Meski begitu, dia menegaskan pelonggaran harus diikuti penerapan protokol kesehatan oleh masyarakat secara ketat.

Luhut mangatakan, hal itu sejalan dengan garis besar penanganan pandemi yang diminta oleh Presiden Joko Widodo bahwa tidak boleh menginjak rem terlalu dalam.

Hal itu disampaikan saat pemerintah menangani penularan varian Delta dan sampai saat ini masih terus dilakukan pemerintah.

Baca juga: Luhut: Presiden Minta Tak Boleh Injak Rem Terlalu Dalam

"Hal ini terus tergambar dalam menata keseimbangan antara kepentingan kesehatan dan ekonomi.
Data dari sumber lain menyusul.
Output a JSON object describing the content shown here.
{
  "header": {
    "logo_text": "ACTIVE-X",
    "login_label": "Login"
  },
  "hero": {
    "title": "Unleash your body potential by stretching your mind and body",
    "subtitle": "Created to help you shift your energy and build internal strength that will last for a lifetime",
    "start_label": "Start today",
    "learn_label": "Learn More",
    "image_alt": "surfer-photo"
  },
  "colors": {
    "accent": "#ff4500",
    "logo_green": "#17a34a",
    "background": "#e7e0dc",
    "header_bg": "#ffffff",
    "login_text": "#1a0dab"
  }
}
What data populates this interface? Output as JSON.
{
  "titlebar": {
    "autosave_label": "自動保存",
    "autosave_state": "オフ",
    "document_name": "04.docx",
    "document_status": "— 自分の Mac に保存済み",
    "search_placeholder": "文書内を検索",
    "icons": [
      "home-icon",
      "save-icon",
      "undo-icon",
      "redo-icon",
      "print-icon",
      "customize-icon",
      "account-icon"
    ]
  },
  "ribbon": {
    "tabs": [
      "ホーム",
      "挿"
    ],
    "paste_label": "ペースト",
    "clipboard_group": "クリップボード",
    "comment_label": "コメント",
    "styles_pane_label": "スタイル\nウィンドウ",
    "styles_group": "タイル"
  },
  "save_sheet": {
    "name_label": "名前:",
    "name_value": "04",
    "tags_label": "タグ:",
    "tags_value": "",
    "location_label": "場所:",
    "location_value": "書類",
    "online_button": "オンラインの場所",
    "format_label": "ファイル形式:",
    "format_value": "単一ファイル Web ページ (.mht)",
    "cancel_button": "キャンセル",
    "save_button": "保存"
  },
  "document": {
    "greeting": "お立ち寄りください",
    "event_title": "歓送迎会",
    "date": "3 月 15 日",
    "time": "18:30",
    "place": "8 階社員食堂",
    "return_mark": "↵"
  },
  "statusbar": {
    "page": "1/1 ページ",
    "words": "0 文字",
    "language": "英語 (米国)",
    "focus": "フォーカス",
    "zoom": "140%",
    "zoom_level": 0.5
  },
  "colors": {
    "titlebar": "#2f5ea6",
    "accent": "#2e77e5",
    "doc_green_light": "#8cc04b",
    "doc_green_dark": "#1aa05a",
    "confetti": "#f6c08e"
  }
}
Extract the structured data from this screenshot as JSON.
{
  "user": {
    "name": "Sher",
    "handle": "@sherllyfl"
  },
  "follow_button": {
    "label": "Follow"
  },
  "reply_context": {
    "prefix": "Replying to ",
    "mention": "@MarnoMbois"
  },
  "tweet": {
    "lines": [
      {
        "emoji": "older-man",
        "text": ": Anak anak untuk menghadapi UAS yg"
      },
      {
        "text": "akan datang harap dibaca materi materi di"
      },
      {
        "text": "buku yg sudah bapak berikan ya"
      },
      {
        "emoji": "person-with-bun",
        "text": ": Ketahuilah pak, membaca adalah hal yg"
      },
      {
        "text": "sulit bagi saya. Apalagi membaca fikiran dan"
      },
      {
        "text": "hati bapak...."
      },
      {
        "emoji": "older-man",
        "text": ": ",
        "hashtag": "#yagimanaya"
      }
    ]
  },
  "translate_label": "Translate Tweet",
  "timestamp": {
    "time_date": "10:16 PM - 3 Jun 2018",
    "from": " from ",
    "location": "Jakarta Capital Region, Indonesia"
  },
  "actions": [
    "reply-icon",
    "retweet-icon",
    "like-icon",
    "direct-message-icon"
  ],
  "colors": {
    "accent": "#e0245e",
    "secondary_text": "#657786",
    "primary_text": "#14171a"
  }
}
Amanat tersebut akan kami jaga dan pegang teguh," katanya.

Kebijakan itu dilakuakan sebagai upaya pemerintah untuk terus tanggap dalam tiap perubahan keadaan yang ada, baik dari sisi kesehatan maupun ekonomi.

Oleh karenanya, Luhut menegaskan, pemerintah saat ini menilai masih belum perlu menginjak rem kegiatan ekonomi terlalu dalam, meski penularan Covid-19 varian Omicron terus bertambah.

Menurut dia, hal ini mempertimbangkan karakteristik Omicron yang berbeda dengan varian Delta dan perkembangan situasi rumah sakit.

"Pemerintah masih melihat adanya ruang bagi kita untuk tidak menginjak rem terhadap ekonomi terlalu dalam. Ini dilakukan semata-mata untuk menjaga keseimbangan antara kondisi dan ekonomi tetap baik," ungkapnya.

Baca juga: Sinyal Positif Pemulihan Ekonomi 2022

Kapasitas WFO hingga kegiatan wisata boleh 50 persen

Wisatawan mengunjungi kawasan wisata Pantai Batu Bolong di Canggu, Badung, Bali, Senin (7/2/2022).  Pemerintah menaikkan status PPKM di wilayah Provinsi Bali ke level 3 karena peningkatan kasus COVID-19 serta rawat inap yang meningkat. ANTARA FOTO/Fikri Yusuf/rwa.ANTARA FOTO/FIKRI YUSUF Wisatawan mengunjungi kawasan wisata Pantai Batu Bolong di Canggu, Badung, Bali, Senin (7/2/2022). Pemerintah menaikkan status PPKM di wilayah Provinsi Bali ke level 3 karena peningkatan kasus COVID-19 serta rawat inap yang meningkat. ANTARA FOTO/Fikri Yusuf/rwa.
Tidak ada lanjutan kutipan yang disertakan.